Vernon Anderson, Veteran

Anderson was then stationed in Virginia at a high-frequency direction-finding base.

Our motto was “In God we trust, we watch over all others”.

Our job was to track all Soviet fishing vessels, merchant ships, submarines and planes. If they launched a plane, we knew about it and we kept track of where they were and what they were doing.

Vernon Anderson, Veteran

He said that when he wasn’t at work, it was almost like he wasn’t in the military because he lived off base. When asked what he remembers most about that time in his life, Anderson said camaraderie.

We had very tight crews. We were all young. We were all away from home. We had nothing but each other, so whatever we did outside of service, we did together.

Vernon Anderson, Veteran

After two years there, Anderson applied for a position on an aircraft carrier. He was assigned to the USS Saratoga, where he wanted to go because that carrier was going to his homeport in Florida. However, the Saratoga was in Vietnam at the time.

This turn of events would have a major impact on Anderson’s life long after his military service ended.

I knew I was going to be safe. I have never been afraid to die.

Vernon Anderson, Veteran

Anderson did the same job at sea as he did on land, except he was now aboard a ship that was over 1,000 feet long, weighed around 82,000 tons, and had over 5,000 men on board.

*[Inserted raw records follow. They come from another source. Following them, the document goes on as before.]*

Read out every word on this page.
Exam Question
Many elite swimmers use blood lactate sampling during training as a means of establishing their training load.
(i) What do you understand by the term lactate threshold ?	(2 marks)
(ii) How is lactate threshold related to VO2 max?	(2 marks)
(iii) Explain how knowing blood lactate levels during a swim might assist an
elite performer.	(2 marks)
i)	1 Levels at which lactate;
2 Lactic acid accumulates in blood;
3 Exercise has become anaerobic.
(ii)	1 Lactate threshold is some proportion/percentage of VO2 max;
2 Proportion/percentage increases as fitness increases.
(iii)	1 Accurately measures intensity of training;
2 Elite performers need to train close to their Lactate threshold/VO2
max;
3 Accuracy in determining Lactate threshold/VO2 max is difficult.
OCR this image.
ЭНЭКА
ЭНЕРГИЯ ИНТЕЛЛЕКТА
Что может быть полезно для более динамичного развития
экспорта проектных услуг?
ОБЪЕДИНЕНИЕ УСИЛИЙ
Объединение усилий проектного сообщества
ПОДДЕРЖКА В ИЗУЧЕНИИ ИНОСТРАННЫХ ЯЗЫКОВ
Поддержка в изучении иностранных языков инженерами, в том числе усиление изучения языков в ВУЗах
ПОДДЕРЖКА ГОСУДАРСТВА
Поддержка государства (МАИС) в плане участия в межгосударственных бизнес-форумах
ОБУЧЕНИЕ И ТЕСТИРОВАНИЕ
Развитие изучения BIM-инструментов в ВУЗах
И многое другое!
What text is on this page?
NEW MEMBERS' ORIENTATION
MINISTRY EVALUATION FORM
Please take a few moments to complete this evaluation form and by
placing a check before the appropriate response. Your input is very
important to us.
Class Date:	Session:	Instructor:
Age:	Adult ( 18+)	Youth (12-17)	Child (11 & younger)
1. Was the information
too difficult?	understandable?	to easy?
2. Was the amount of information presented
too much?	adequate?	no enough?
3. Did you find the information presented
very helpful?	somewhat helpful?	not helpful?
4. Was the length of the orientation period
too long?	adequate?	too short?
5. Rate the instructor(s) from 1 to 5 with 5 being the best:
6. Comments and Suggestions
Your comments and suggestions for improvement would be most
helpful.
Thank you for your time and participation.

He slept and worked just below the flight deck.

Pilots would wait for our intelligence briefings on where to bomb in Vietnam. They would sit and wait and we would tell them “this is your target”.

Vernon Anderson, Veteran

Since he had the highest security the government could offer, Anderson was often privy to top secret documents, including once a message from Henry Kissinger to President Richard Nixon.

As Anderson recalls, he was on midnight duty one evening while stationed in Virginia when he received a message from the Sixth Fleet flagship, which was in Spain at the time.

No one under my watch was allowed to see this except me. I had special permission to take these kinds of messages, but once I accepted it, I had to send it to the president in Washington. It was the middle of the night and I had to call these stations and say ‘are you taking this message? ‘. Well, they wouldn’t take it. They didn’t want it because they didn’t want to have to wake up the president.

Vernon Anderson, Veteran

Anderson said he couldn’t convince anyone to accept the message until morning, when they knew that by the time he reached the White House, President Nixon would be awake.

Eventually the Saratoga returned to the United States for an overhaul and Anderson was discharged in 1973. He fulfilled his six-year obligation and was fully discharged in 1975.

All of my naval experience has set me up for success for the rest of my life. It made me grow.

The army is very good at making men or women out of girls. It makes you grow. It makes or breaks you a lot of times.

I certainly have no regrets that I had to serve. There were some very enjoyable parts of my service and I have no regrets and if I was physically able I would go back today. I would help them if they needed me.

Vernon Anderson, Veteran

Anderson also served an additional two years in the reserves.

Eventually, after retiring from his professional career, Anderson became heavily involved with the American Legion and the VFW. He is a member of Post 4442 in Elm Grove.

From 2019 to 2020, Anderson also served as the state commander for the West Virginia VFW.

I have been to places in this condition that I never imagined I would see, but it was a pleasure to do so. Places I’ve only read about or seen online, I’ve been to.

Vernon Anderson, Veteran

He said there are approximately 12,000 VFW members in the Mountain State and 74 positions.

Remember how Anderson said being assigned to Saratoga would change his life for years to come?

The ship wasn’t where I wanted it to be, but if I hadn’t been assigned to that ship in Vietnam, I wouldn’t have been able to join the VFW. You must have served in a combat theater. Those who just serve in the military, if they’re not going to a combat theater, they can go to the American Legion, but they can’t join the VFW.

Vernon Anderson, Veteran

Currently, he serves as Judge Advocate General in West Virginia.